Serica Energy expects a £3mn ($4.3mn) cost overrun at the Columbus gas project in the North Sea after encountering difficulties at its development well, the London-listed company said on May 25. 

The well was spudded in mid-March and drilled to a depth of 17,600 ft as planned, Serica said. In line with pre-drill expectations, a 5,900-ft horizontal section was drilled through the reservoir formations of the upper Forties and encountered a sequence of sands and shales.
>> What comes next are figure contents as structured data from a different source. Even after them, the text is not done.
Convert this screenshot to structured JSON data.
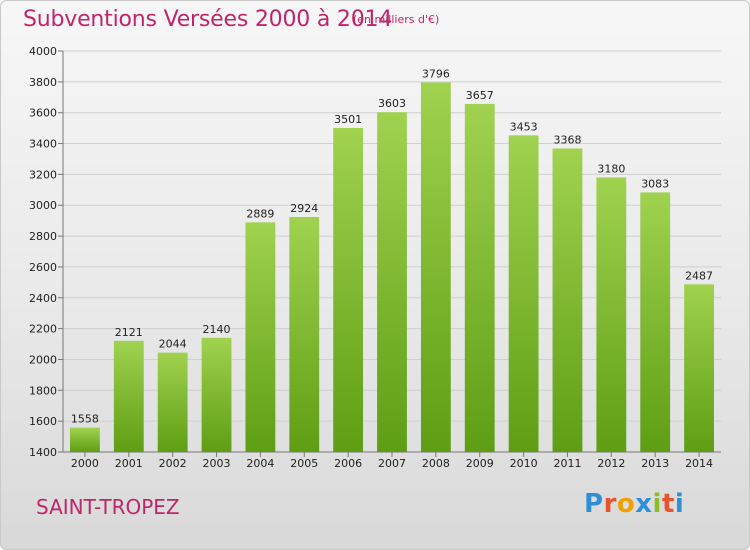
{
  "title": "Subventions Versées 2000 à 2014",
  "subtitle": "(en milliers d'€)",
  "city": "SAINT-TROPEZ",
  "logo": {
    "p": "P",
    "r": "r",
    "o": "o",
    "x": "x",
    "i1": "i",
    "t": "t",
    "i2": "i"
  },
  "colors": {
    "bar_top": "#a0d250",
    "bar_bottom": "#5e9e14",
    "text_accent": "#c0256b"
  },
  "chart_data": {
    "type": "bar",
    "categories": [
      "2000",
      "2001",
      "2002",
      "2003",
      "2004",
      "2005",
      "2006",
      "2007",
      "2008",
      "2009",
      "2010",
      "2011",
      "2012",
      "2013",
      "2014"
    ],
    "values": [
      1558,
      2121,
      2044,
      2140,
      2889,
      2924,
      3501,
      3603,
      3796,
      3657,
      3453,
      3368,
      3180,
      3083,
      2487
    ],
    "title": "Subventions Versées 2000 à 2014",
    "subtitle": "(en milliers d'€)",
    "xlabel": "",
    "ylabel": "",
    "ylim": [
      1400,
      4000
    ],
    "yticks": [
      1400,
      1600,
      1800,
      2000,
      2200,
      2400,
      2600,
      2800,
      3000,
      3200,
      3400,
      3600,
      3800,
      4000
    ],
    "grid": "horizontal",
    "legend": "none"
  }
}
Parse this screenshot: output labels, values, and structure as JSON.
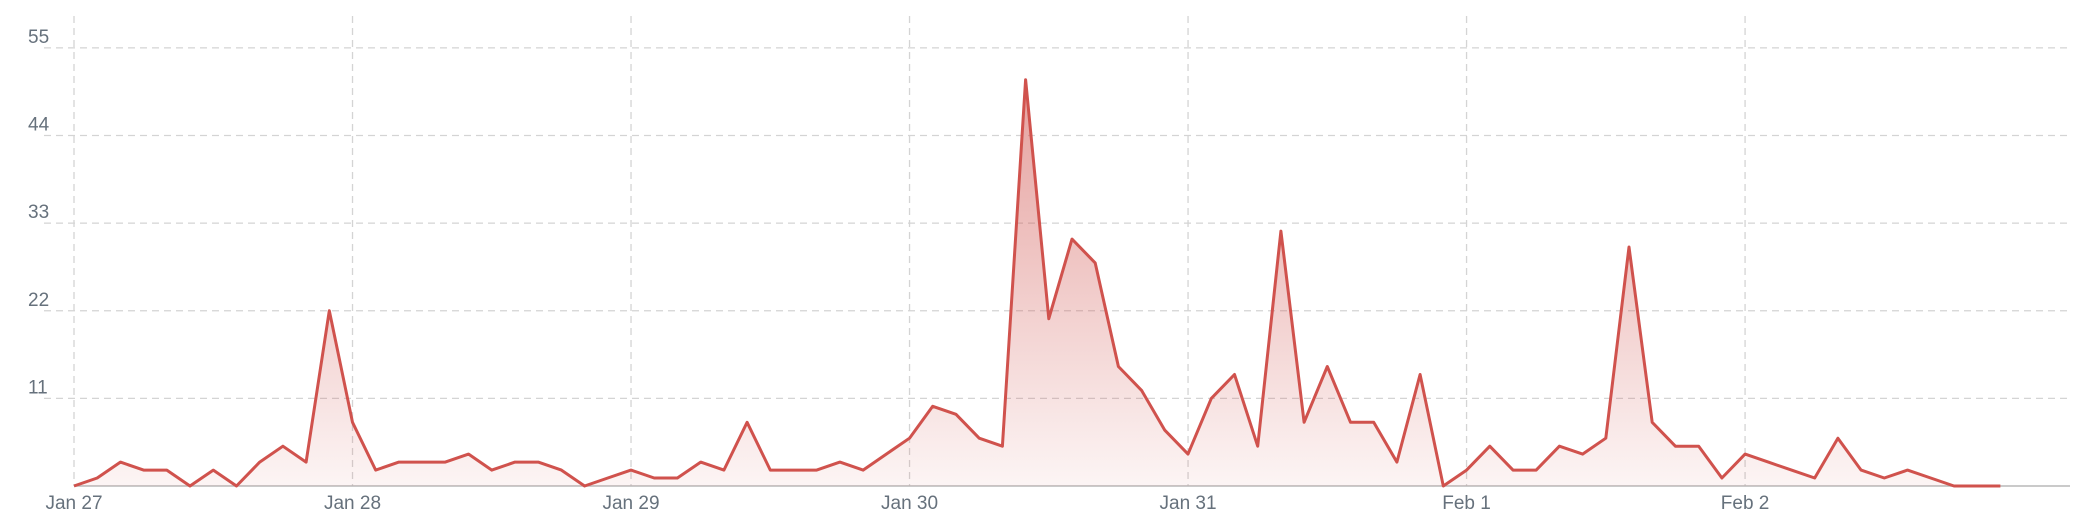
{
  "chart_data": {
    "type": "area",
    "x": [
      0,
      2,
      4,
      6,
      8,
      10,
      12,
      14,
      16,
      18,
      20,
      22,
      24,
      26,
      28,
      30,
      32,
      34,
      36,
      38,
      40,
      42,
      44,
      46,
      48,
      50,
      52,
      54,
      56,
      58,
      60,
      62,
      64,
      66,
      68,
      70,
      72,
      74,
      76,
      78,
      80,
      82,
      84,
      86,
      88,
      90,
      92,
      94,
      96,
      98,
      100,
      102,
      104,
      106,
      108,
      110,
      112,
      114,
      116,
      118,
      120,
      122,
      124,
      126,
      128,
      130,
      132,
      134,
      136,
      138,
      140,
      142,
      144,
      146,
      148,
      150,
      152,
      154,
      156,
      158,
      160,
      162,
      164,
      166
    ],
    "series": [
      {
        "color": "#d0524d",
        "values": [
          0,
          1,
          3,
          2,
          2,
          0,
          2,
          0,
          3,
          5,
          3,
          22,
          8,
          2,
          3,
          3,
          3,
          4,
          2,
          3,
          3,
          2,
          0,
          1,
          2,
          1,
          1,
          3,
          2,
          8,
          2,
          2,
          2,
          3,
          2,
          4,
          6,
          10,
          9,
          6,
          5,
          51,
          21,
          31,
          28,
          15,
          12,
          7,
          4,
          11,
          14,
          5,
          32,
          8,
          15,
          8,
          8,
          3,
          14,
          0,
          2,
          5,
          2,
          2,
          5,
          4,
          6,
          30,
          8,
          5,
          5,
          1,
          4,
          3,
          2,
          1,
          6,
          2,
          1,
          2,
          1,
          0,
          0,
          0
        ]
      }
    ],
    "xlim": [
      0,
      172
    ],
    "xticks": [
      {
        "value": 0,
        "label": "Jan 27"
      },
      {
        "value": 24,
        "label": "Jan 28"
      },
      {
        "value": 48,
        "label": "Jan 29"
      },
      {
        "value": 72,
        "label": "Jan 30"
      },
      {
        "value": 96,
        "label": "Jan 31"
      },
      {
        "value": 120,
        "label": "Feb 1"
      },
      {
        "value": 144,
        "label": "Feb 2"
      }
    ],
    "ylim": [
      0,
      59
    ],
    "yticks": [
      11,
      22,
      33,
      44,
      55
    ],
    "grid": true
  }
}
"The well requires sand screens to be installed to prevent fine particles being produced; difficulties were encountered while running the screens and it was ultimately not possible to install them," Serica said. "As a result, the reservoir section of the well will be side-tracked and re-drilled, using data collected during initial drilling to optimise its trajectory and avoid the difficulties encountered running the screens in the original well."
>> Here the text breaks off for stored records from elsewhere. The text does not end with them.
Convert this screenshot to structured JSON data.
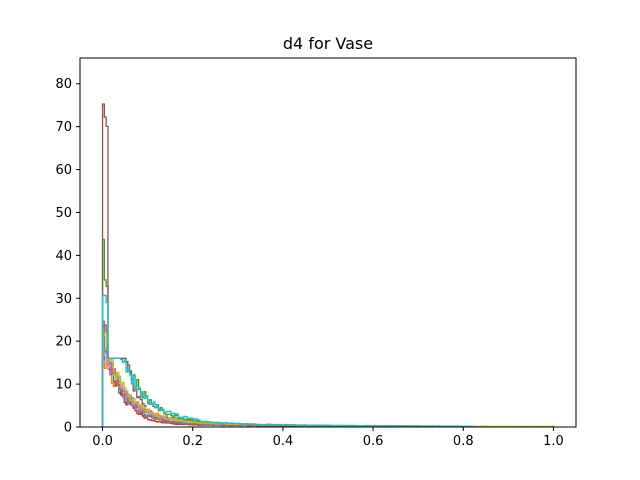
{
  "chart_data": {
    "type": "histogram-step",
    "title": "d4 for Vase",
    "xlabel": "",
    "ylabel": "",
    "xlim": [
      -0.05,
      1.05
    ],
    "ylim": [
      0,
      86
    ],
    "x_ticks": [
      0.0,
      0.2,
      0.4,
      0.6,
      0.8,
      1.0
    ],
    "x_tick_labels": [
      "0.0",
      "0.2",
      "0.4",
      "0.6",
      "0.8",
      "1.0"
    ],
    "y_ticks": [
      0,
      10,
      20,
      30,
      40,
      50,
      60,
      70,
      80
    ],
    "y_tick_labels": [
      "0",
      "10",
      "20",
      "30",
      "40",
      "50",
      "60",
      "70",
      "80"
    ],
    "grid": false,
    "series": [
      {
        "color": "#1f77b4",
        "peak": 18,
        "decay": 0.045,
        "tail": 0.55,
        "extent": 0.62
      },
      {
        "color": "#ff7f0e",
        "peak": 14,
        "decay": 0.06,
        "tail": 0.9,
        "extent": 0.8
      },
      {
        "color": "#2ca02c",
        "peak": 41,
        "decay": 0.05,
        "tail": 0.7,
        "extent": 0.7
      },
      {
        "color": "#d62728",
        "peak": 23,
        "decay": 0.035,
        "tail": 0.45,
        "extent": 0.6
      },
      {
        "color": "#9467bd",
        "peak": 17,
        "decay": 0.055,
        "tail": 0.6,
        "extent": 0.65
      },
      {
        "color": "#8c564b",
        "peak": 82,
        "decay": 0.03,
        "tail": 0.5,
        "extent": 0.55
      },
      {
        "color": "#e377c2",
        "peak": 19,
        "decay": 0.05,
        "tail": 0.65,
        "extent": 0.7
      },
      {
        "color": "#7f7f7f",
        "peak": 22,
        "decay": 0.04,
        "tail": 0.55,
        "extent": 0.6
      },
      {
        "color": "#bcbd22",
        "peak": 20,
        "decay": 0.05,
        "tail": 0.75,
        "extent": 1.0
      },
      {
        "color": "#17becf",
        "peak": 30,
        "decay": 0.06,
        "tail": 0.7,
        "extent": 0.82
      }
    ]
  }
}
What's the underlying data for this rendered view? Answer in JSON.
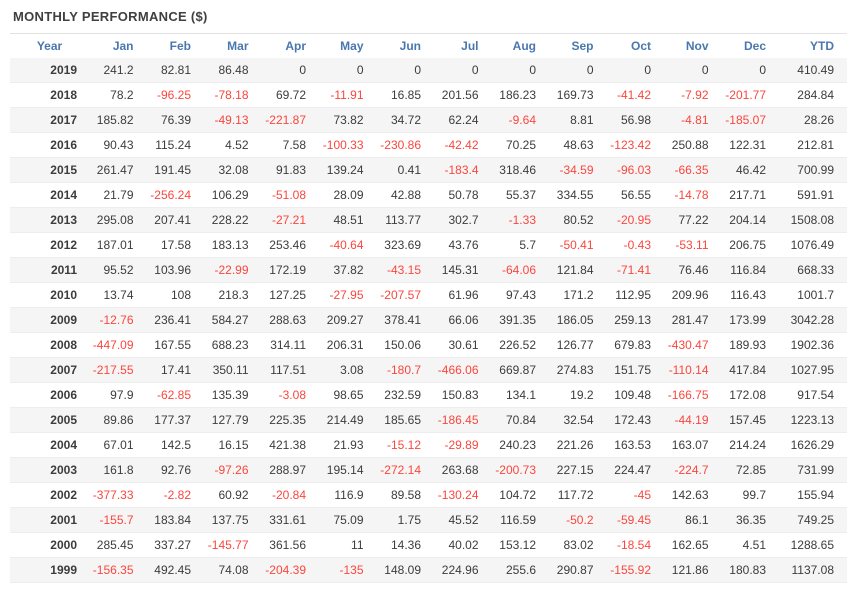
{
  "title": "MONTHLY PERFORMANCE ($)",
  "colors": {
    "title_text": "#3f3f41",
    "header_text": "#4a77ad",
    "value_text": "#3c3c3c",
    "negative_text": "#fa463d",
    "row_stripe": "#f5f5f5",
    "row_border": "#ededed",
    "top_border": "#e2e2e2"
  },
  "chart_data": {
    "type": "table",
    "title": "MONTHLY PERFORMANCE ($)",
    "columns": [
      "Year",
      "Jan",
      "Feb",
      "Mar",
      "Apr",
      "May",
      "Jun",
      "Jul",
      "Aug",
      "Sep",
      "Oct",
      "Nov",
      "Dec",
      "YTD"
    ],
    "layout": {
      "striped": true,
      "first_row_shaded": true,
      "negative_values_red": true
    },
    "rows": [
      {
        "year": "2019",
        "values": [
          241.2,
          82.81,
          86.48,
          0,
          0,
          0,
          0,
          0,
          0,
          0,
          0,
          0,
          410.49
        ]
      },
      {
        "year": "2018",
        "values": [
          78.2,
          -96.25,
          -78.18,
          69.72,
          -11.91,
          16.85,
          201.56,
          186.23,
          169.73,
          -41.42,
          -7.92,
          -201.77,
          284.84
        ]
      },
      {
        "year": "2017",
        "values": [
          185.82,
          76.39,
          -49.13,
          -221.87,
          73.82,
          34.72,
          62.24,
          -9.64,
          8.81,
          56.98,
          -4.81,
          -185.07,
          28.26
        ]
      },
      {
        "year": "2016",
        "values": [
          90.43,
          115.24,
          4.52,
          7.58,
          -100.33,
          -230.86,
          -42.42,
          70.25,
          48.63,
          -123.42,
          250.88,
          122.31,
          212.81
        ]
      },
      {
        "year": "2015",
        "values": [
          261.47,
          191.45,
          32.08,
          91.83,
          139.24,
          0.41,
          -183.4,
          318.46,
          -34.59,
          -96.03,
          -66.35,
          46.42,
          700.99
        ]
      },
      {
        "year": "2014",
        "values": [
          21.79,
          -256.24,
          106.29,
          -51.08,
          28.09,
          42.88,
          50.78,
          55.37,
          334.55,
          56.55,
          -14.78,
          217.71,
          591.91
        ]
      },
      {
        "year": "2013",
        "values": [
          295.08,
          207.41,
          228.22,
          -27.21,
          48.51,
          113.77,
          302.7,
          -1.33,
          80.52,
          -20.95,
          77.22,
          204.14,
          1508.08
        ]
      },
      {
        "year": "2012",
        "values": [
          187.01,
          17.58,
          183.13,
          253.46,
          -40.64,
          323.69,
          43.76,
          5.7,
          -50.41,
          -0.43,
          -53.11,
          206.75,
          1076.49
        ]
      },
      {
        "year": "2011",
        "values": [
          95.52,
          103.96,
          -22.99,
          172.19,
          37.82,
          -43.15,
          145.31,
          -64.06,
          121.84,
          -71.41,
          76.46,
          116.84,
          668.33
        ]
      },
      {
        "year": "2010",
        "values": [
          13.74,
          108,
          218.3,
          127.25,
          -27.95,
          -207.57,
          61.96,
          97.43,
          171.2,
          112.95,
          209.96,
          116.43,
          1001.7
        ]
      },
      {
        "year": "2009",
        "values": [
          -12.76,
          236.41,
          584.27,
          288.63,
          209.27,
          378.41,
          66.06,
          391.35,
          186.05,
          259.13,
          281.47,
          173.99,
          3042.28
        ]
      },
      {
        "year": "2008",
        "values": [
          -447.09,
          167.55,
          688.23,
          314.11,
          206.31,
          150.06,
          30.61,
          226.52,
          126.77,
          679.83,
          -430.47,
          189.93,
          1902.36
        ]
      },
      {
        "year": "2007",
        "values": [
          -217.55,
          17.41,
          350.11,
          117.51,
          3.08,
          -180.7,
          -466.06,
          669.87,
          274.83,
          151.75,
          -110.14,
          417.84,
          1027.95
        ]
      },
      {
        "year": "2006",
        "values": [
          97.9,
          -62.85,
          135.39,
          -3.08,
          98.65,
          232.59,
          150.83,
          134.1,
          19.2,
          109.48,
          -166.75,
          172.08,
          917.54
        ]
      },
      {
        "year": "2005",
        "values": [
          89.86,
          177.37,
          127.79,
          225.35,
          214.49,
          185.65,
          -186.45,
          70.84,
          32.54,
          172.43,
          -44.19,
          157.45,
          1223.13
        ]
      },
      {
        "year": "2004",
        "values": [
          67.01,
          142.5,
          16.15,
          421.38,
          21.93,
          -15.12,
          -29.89,
          240.23,
          221.26,
          163.53,
          163.07,
          214.24,
          1626.29
        ]
      },
      {
        "year": "2003",
        "values": [
          161.8,
          92.76,
          -97.26,
          288.97,
          195.14,
          -272.14,
          263.68,
          -200.73,
          227.15,
          224.47,
          -224.7,
          72.85,
          731.99
        ]
      },
      {
        "year": "2002",
        "values": [
          -377.33,
          -2.82,
          60.92,
          -20.84,
          116.9,
          89.58,
          -130.24,
          104.72,
          117.72,
          -45,
          142.63,
          99.7,
          155.94
        ]
      },
      {
        "year": "2001",
        "values": [
          -155.7,
          183.84,
          137.75,
          331.61,
          75.09,
          1.75,
          45.52,
          116.59,
          -50.2,
          -59.45,
          86.1,
          36.35,
          749.25
        ]
      },
      {
        "year": "2000",
        "values": [
          285.45,
          337.27,
          -145.77,
          361.56,
          11,
          14.36,
          40.02,
          153.12,
          83.02,
          -18.54,
          162.65,
          4.51,
          1288.65
        ]
      },
      {
        "year": "1999",
        "values": [
          -156.35,
          492.45,
          74.08,
          -204.39,
          -135,
          148.09,
          224.96,
          255.6,
          290.87,
          -155.92,
          121.86,
          180.83,
          1137.08
        ]
      }
    ]
  }
}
Serica expects the additional work to take three or four weeks at a net cost of £3mn. But "these operations are not expected to affect the timing of production start-up which is still expected during Q4 2021," the company said. CEO Mitch Flegg added that the project's economic returns "remain very attractive."

Columbus is expected to produce at a plateau rate of 7,000 barrels of oil equivalent/day, of which 70% will be gas. Serica operates the field with a 50% interest, while Waldorf Production has 25% and Tailwind 25%.

Serica also provided an update on the Rhum gas field, where it is preparing to launch a well drilled by former operator BP in 2005 but never put into production. The well has now been cleared of all equipment installed when it was completed, and reservoir access has been regained, allowing new completion equipment to be run in preparation for production, the company said.

A flow test is scheduled for June, and a diving support vessel has been contracted to install subsea control equipment, Serica said, in order to bring the well into production in the third quarter. Serica began its intervention work at Rhum in October last year.